Are diffuse and limited juvenile systemic sclerosis different in clinical presentation? Clinical characteristics of a juvenile systemic sclerosis cohort

Introduction: Juvenile systemic sclerosis is an orphan disease. Currently, the majority of juvenile systemic sclerosis cohort studies are retrospective in design without standardized assessment. This study was conducted prospectively to investigate the difference in manifestations of limited cutaneous juvenile systemic sclerosis and diffuse cutaneous juvenile systemic sclerosis subtypes. An additional aim was to compare these data to other juvenile systemic sclerosis cohorts and a large adult systemic sclerosis cohort. Methods: Patients fulfilling the Paediatric Rheumatology European Society juvenile systemic sclerosis classification criteria were included. Clinical characteristics and patient-related outcomes were assessed.
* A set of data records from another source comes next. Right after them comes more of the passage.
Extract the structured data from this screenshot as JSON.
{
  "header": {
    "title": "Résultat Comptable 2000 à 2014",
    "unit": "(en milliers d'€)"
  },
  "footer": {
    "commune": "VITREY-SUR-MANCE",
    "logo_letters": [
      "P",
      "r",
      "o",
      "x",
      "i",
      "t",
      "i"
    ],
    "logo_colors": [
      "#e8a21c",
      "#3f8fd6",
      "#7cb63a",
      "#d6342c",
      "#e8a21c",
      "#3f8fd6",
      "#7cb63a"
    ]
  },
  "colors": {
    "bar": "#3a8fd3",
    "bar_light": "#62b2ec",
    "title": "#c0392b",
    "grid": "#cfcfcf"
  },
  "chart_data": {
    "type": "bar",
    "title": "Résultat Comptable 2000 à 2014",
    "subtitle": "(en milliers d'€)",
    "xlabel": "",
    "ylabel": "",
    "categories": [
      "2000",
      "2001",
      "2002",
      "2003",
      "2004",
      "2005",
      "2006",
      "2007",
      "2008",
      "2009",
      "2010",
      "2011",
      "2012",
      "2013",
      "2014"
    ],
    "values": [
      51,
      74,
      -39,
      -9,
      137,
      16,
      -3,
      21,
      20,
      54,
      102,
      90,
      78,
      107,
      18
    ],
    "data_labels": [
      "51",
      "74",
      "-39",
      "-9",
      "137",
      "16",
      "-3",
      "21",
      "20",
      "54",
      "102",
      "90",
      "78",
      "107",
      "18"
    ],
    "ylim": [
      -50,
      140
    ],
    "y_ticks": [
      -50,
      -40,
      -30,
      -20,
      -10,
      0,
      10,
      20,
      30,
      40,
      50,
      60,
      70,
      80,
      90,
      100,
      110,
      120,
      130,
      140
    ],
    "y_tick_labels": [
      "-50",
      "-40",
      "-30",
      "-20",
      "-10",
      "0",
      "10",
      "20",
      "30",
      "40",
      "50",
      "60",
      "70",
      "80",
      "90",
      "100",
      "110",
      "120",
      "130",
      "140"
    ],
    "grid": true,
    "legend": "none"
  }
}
Results: In all, 88 patients with a mean disease duration of 3.5 years were enrolled, 72.5% with diffuse cutaneous juvenile systemic sclerosis with a mean modified Rodnan Skin score of 18 and 27.5% with limited cutaneous juvenile systemic sclerosis with mean modified Rodnan Skin score of 9. The mean age at the onset of Raynaud’s and first non-Raynaud’s symptoms was similar in both groups, approximately 9 and 10.5 years. Active digital tip ulcerations were present in 29% diffuse cutaneous juvenile systemic sclerosis and none in the limited cutaneous juvenile systemic sclerosis subjects (p = 0.005). Of those with cardiopulmonary testing, 3% of diffuse cutaneous juvenile systemic sclerosis and 23% of limited cutaneous juvenile systemic sclerosis group had cardiac involvement (p = 0.015), and 41% diffuse cutaneous juvenile systemic sclerosis and 22% of the limited cutaneous juvenile systemic sclerosis group had pulmonary involvement (p = 0.009). Physician global disease damage assessment was higher in the diffuse cutaneous juvenile systemic sclerosis group compared to the limited cutaneous juvenile systemic sclerosis group: 35 and 15 (p = 0.021). Discussion: The majority of this international juvenile systemic sclerosis cohort had diffuse cutaneous juvenile systemic sclerosis (72.5%) with more frequent vascular and pulmonary involvement compared to the limited cutaneous group, who had increased cardiac involvement. Our cohort reflects prior findings of published juvenile systemic sclerosis cohorts and emphasizes a difference in the presentation compared to adult-onset systemic sclerosis.